My main point is that we should work together and reduce the low-level and high-level code duplication that already exists between sep
and photutils
(at the level of ~ 1000 lines of code?).
Agreed.
The duplication is pretty much this file in SEP: https://github.com/kbarbary/sep/blob/master/src/overlap.h (575 lines)
Realistically speaking this is not likely to happen. I'm not against to keep the issue, but we could also just close it.
Agreed! :+1:
I'm pleased to see that photutils is getting more attention these days! This can only be good.
This is a suggestion that one could gain considerable benefits by implementing more functionality in pure C, and wrapping it using Cython, particularly in the aperture photometry functionality. Note that this is not a comment on API design. One could always build arbitrarily complex APIs on top of the low-level interface.
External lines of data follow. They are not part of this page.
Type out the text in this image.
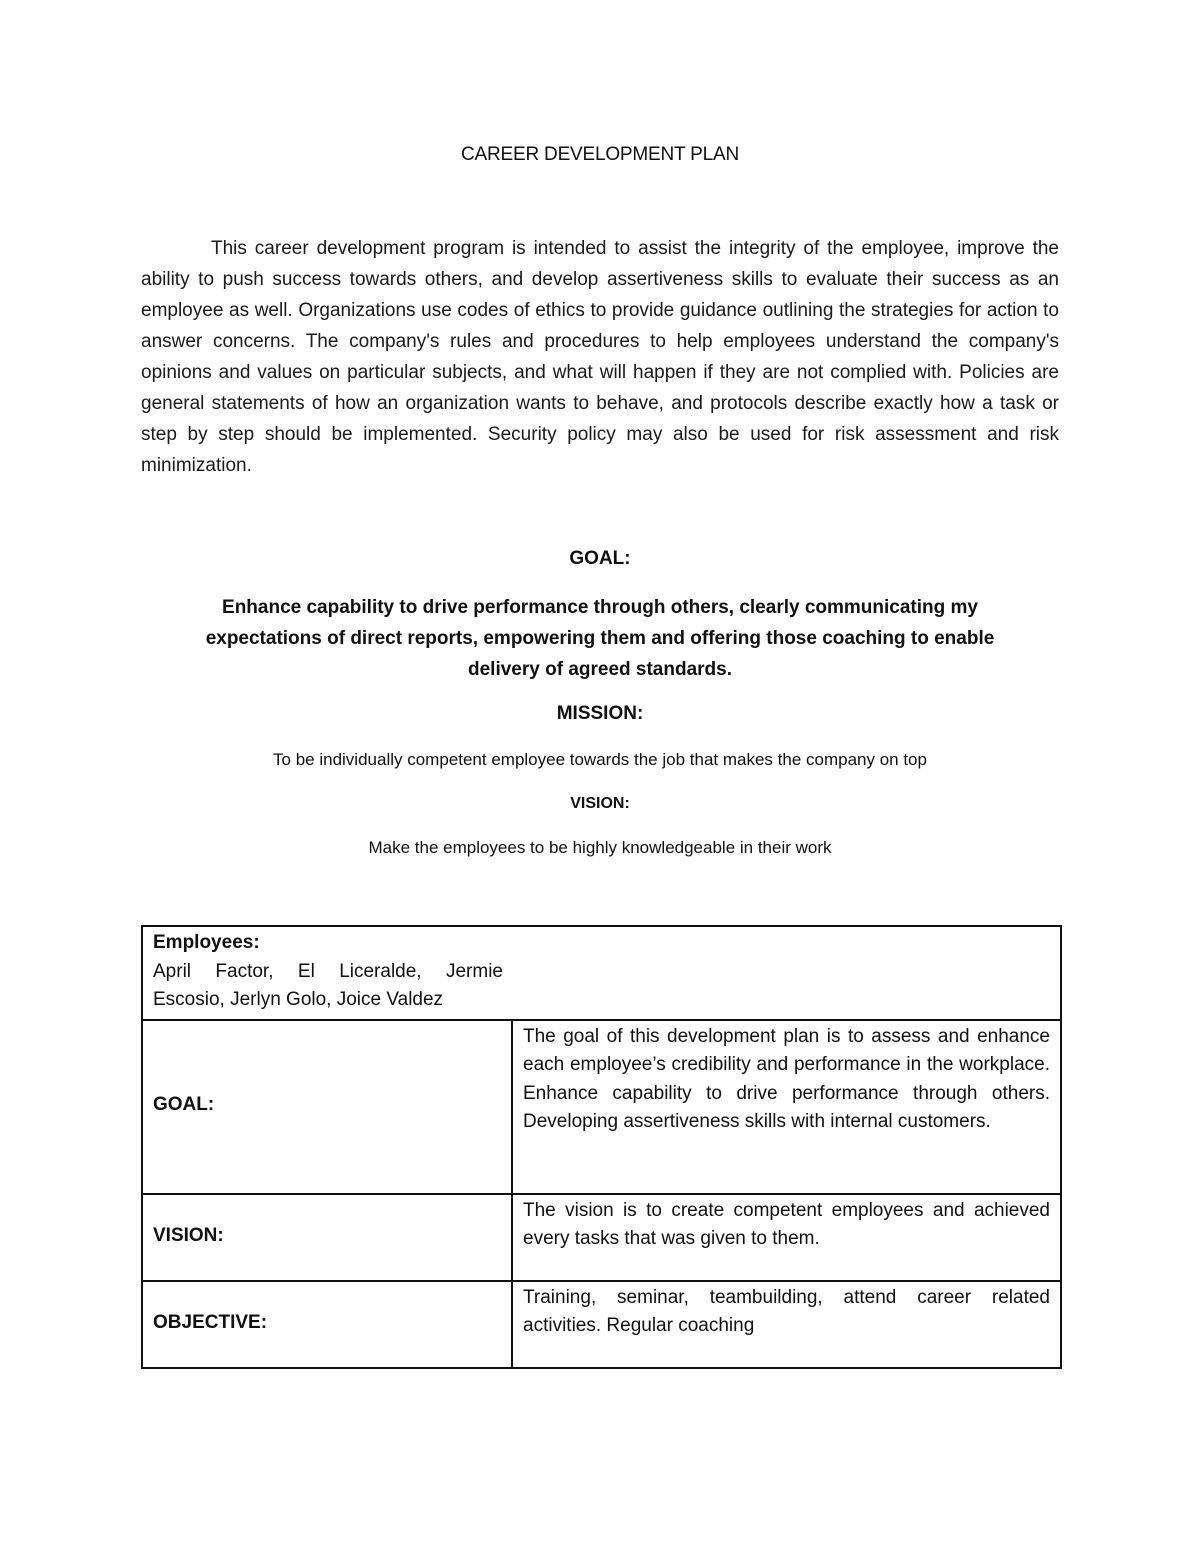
CAREER DEVELOPMENT PLAN

This career development program is intended to assist the integrity of the employee, improve the ability to push success towards others, and develop assertiveness skills to evaluate their success as an employee as well. Organizations use codes of ethics to provide guidance outlining the strategies for action to answer concerns. The company's rules and procedures to help employees understand the company's opinions and values on particular subjects, and what will happen if they are not complied with. Policies are general statements of how an organization wants to behave, and protocols describe exactly how a task or step by step should be implemented. Security policy may also be used for risk assessment and risk minimization.

GOAL:

Enhance capability to drive performance through others, clearly communicating my expectations of direct reports, empowering them and offering those coaching to enable delivery of agreed standards.

MISSION:
To be individually competent employee towards the job that makes the company on top
VISION:
Make the employees to be highly knowledgeable in their work
Employees:
April Factor, El Liceralde, Jermie Escosio, Jerlyn Golo, Joice Valdez	

GOAL:	The goal of this development plan is to assess and enhance each employee’s credibility and performance in the workplace. Enhance capability to drive performance through others. Developing assertiveness skills with internal customers.
VISION:	The vision is to create competent employees and achieved every tasks that was given to them.
OBJECTIVE:	Training, seminar, teambuilding, attend career related activities. Regular coaching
There would be three main benefits of writing more in C:
Performance As one example,
aperture_photometry
, as written, creates many temporary arrays that could be avoided by writing more of the function in C. As a demonstration, I have a nascent C library for detection and photometry here: https://github.com/kbarbary/sep . I wrote a simple wrapper using Cython that does circular aperture photometry: https://github.com/kbarbary/seppy . Here is a comparison between photutils and the wrapper, for 1000 apertures in a 2k x 2k image (various aperture sizes):(results from running the file: https://github.com/kbarbary/seppy/blob/master/bench.py)
While this is not exactly a one-to-one comparison (the photutils function has to parse a few more optional parameters) it should give an idea of the magnitude of possible improvement.
Simplicity Some problems are well-suited to array operations. For such problems, writing expressions array-wise makes everything easier to understand. Aperture photometry is not such a problem. The current implementation tries to force the problem into an array-shaped box and as a result, ends up being a lot more complex than need be. I personally find it confusing, and I wrote a lot of it! In contrast, both the C function ( https://github.com/kbarbary/seppy/blob/master/src/aper.c#L53 ) and the wrapper ( https://github.com/kbarbary/seppy/blob/master/sep.pyx#L23 ) for sep are quite straightforward once you get past the fact that you have to read C.
Legacy If we create a pure C library for this purpose, we'll get the added benefit of having a nice C library. This could be used for C programs or wrapped in other languages (we may not be using Python forever...). To my knowledge, a widely used library like this does not yet exist.